As a workaround, you can disable udp trackers by adding below contents to rtorrent.rc schedule = disableudp, 0, 1, trackers.use_udp.set=no trackers.use_udp.set = no

This helped me with rtorrent UI freezes with UDP trackers.

Swizzin install script supports UDNS if you want to use UDP trackers. https://github.com/swizzin/swizzin

The problem is with DNS blocking on the main thread.

aki-k commented

Swizzin install script supports UDNS if you want to use UDP trackers. https://github.com/swizzin/swizzin

That looks like a lot of script to fix the problem for rtorrent, which is just one of the programs I run on my server (laptop). Fedora is not even on the supported distro list.

stickz commented

That looks like a lot of script to fix the problem for rtorrent, which is just one of the programs I run on my server (laptop). Fedora is not even on the supported distro list.

Yes it is. The problem is with libtorrent. A custom software patch is required to be compiled using GCC. There are two crash issues with UDP trackers as well fixed on Swizzin. Plus a custom compiled version of curl with c-ares support to fix TCP trackers.

You can install Dnsmasq to cover up the issue temporarily. But eventually it won't be enough to keep up.

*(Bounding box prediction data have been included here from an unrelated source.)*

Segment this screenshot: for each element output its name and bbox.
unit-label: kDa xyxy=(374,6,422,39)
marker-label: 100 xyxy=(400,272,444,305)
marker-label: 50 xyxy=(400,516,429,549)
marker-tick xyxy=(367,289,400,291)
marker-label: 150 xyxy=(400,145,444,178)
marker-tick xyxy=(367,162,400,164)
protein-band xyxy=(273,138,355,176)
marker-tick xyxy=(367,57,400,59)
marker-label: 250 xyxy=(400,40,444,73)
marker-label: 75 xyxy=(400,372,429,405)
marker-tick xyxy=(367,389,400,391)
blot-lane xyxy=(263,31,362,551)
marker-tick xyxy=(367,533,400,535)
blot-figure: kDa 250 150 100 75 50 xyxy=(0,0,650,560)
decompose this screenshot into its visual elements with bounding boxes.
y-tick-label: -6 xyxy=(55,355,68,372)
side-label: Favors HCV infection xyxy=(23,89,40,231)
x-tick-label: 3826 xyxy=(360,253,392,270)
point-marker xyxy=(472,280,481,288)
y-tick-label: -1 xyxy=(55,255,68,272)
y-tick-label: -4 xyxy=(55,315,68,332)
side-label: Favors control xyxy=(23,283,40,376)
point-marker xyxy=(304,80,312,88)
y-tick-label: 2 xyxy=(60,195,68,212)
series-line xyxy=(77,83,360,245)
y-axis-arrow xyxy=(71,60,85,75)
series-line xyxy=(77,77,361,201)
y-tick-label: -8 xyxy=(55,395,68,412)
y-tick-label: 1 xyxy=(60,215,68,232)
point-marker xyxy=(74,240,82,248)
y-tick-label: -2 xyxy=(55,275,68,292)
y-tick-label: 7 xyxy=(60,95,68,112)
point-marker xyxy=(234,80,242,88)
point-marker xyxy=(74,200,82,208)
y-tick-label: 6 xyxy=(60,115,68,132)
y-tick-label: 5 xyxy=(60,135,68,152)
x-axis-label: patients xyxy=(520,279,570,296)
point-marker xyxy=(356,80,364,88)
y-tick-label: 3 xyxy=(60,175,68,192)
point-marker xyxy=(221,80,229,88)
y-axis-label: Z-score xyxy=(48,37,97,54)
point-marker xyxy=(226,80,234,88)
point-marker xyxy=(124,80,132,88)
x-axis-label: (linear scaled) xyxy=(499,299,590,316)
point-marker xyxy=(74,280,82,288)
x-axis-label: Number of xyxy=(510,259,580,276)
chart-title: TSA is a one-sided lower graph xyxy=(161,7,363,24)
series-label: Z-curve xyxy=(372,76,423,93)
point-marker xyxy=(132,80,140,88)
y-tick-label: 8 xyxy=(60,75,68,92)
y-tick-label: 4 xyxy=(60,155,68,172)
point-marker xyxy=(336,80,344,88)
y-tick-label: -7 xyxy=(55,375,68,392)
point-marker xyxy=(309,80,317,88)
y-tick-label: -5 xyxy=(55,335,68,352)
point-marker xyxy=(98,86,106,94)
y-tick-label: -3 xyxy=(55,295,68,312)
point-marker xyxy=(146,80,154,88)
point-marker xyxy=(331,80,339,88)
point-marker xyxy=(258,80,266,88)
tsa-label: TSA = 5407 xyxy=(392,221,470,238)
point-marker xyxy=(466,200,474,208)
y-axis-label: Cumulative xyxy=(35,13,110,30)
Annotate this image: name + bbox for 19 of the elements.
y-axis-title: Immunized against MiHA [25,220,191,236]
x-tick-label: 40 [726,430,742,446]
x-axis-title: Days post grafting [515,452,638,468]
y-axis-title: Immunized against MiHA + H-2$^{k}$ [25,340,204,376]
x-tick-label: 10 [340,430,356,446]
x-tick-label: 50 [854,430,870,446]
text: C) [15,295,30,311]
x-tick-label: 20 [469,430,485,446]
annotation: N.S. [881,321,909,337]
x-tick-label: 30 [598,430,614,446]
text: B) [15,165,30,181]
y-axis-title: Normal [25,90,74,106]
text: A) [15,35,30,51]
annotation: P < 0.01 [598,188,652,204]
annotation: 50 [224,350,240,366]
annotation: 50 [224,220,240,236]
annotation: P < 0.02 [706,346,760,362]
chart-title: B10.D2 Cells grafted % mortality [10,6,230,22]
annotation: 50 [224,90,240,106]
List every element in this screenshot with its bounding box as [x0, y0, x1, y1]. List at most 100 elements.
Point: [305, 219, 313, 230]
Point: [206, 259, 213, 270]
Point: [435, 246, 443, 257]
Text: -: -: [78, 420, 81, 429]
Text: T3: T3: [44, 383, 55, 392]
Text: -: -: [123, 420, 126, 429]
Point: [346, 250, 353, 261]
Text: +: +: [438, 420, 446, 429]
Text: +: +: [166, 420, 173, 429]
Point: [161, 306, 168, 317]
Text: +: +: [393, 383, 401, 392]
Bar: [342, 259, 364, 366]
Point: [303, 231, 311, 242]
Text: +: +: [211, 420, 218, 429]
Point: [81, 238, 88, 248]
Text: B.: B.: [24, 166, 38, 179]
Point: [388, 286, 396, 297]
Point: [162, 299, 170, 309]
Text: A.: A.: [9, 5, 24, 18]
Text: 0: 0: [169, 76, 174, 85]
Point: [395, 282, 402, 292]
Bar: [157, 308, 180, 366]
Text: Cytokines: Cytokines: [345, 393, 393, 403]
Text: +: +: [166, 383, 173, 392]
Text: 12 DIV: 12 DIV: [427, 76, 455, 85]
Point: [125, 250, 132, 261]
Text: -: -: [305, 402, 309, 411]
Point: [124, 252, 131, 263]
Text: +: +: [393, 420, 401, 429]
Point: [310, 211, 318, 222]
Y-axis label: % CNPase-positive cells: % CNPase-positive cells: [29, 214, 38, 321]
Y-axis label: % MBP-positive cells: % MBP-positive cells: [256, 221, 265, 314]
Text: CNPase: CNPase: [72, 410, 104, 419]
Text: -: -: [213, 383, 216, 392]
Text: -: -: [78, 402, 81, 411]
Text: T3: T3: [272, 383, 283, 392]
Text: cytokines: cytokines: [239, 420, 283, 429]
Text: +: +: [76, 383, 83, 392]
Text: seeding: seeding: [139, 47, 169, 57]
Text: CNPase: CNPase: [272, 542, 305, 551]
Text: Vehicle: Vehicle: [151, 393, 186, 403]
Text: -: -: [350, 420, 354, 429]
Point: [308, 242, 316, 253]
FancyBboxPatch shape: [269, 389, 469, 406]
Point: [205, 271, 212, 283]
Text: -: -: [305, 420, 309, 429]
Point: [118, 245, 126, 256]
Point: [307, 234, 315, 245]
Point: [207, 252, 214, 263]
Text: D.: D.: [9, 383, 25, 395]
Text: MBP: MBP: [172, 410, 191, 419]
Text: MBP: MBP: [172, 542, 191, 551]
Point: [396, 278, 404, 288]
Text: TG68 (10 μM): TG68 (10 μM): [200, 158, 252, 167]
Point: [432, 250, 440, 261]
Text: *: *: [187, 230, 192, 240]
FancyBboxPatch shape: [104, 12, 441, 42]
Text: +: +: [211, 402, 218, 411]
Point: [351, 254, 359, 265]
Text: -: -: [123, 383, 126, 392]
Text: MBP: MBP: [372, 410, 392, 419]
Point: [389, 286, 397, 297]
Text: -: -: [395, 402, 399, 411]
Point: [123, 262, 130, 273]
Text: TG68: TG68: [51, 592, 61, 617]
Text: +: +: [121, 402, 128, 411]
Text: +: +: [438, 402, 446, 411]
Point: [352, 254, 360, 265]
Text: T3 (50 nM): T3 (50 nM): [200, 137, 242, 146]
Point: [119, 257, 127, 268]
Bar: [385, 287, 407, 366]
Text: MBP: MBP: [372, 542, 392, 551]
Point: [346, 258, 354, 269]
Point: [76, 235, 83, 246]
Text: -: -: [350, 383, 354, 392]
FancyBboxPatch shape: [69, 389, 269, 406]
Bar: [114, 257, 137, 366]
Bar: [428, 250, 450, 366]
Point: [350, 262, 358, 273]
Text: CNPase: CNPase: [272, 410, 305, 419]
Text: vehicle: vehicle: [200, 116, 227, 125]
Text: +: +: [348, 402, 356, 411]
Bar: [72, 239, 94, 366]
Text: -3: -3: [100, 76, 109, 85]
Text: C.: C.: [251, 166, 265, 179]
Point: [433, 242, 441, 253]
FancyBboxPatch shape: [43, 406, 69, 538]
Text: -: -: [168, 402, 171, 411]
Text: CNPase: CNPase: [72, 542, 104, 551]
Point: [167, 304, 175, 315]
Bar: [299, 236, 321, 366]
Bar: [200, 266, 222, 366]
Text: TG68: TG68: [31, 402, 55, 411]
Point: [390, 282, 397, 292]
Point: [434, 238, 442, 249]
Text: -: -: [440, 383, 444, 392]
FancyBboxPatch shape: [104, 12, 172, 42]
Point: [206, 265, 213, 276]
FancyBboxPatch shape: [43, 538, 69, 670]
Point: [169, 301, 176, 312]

If you do decide to switch to Ubuntu 22.04 for Swizzin, the install script is modular. It doesn't do a lot of OS reconfiguration. You can run whatever else you want.

aki-k commented

@stickz I mean this page doesn't mention Fedora at all, just Debian and Ubuntu.

stickz commented

@stickz I mean this page doesn't mention Fedora at all, just Debian and Ubuntu.

I know. You have to switch your OS. Ubuntu 22.04 LTS is recommended if you decide to do this.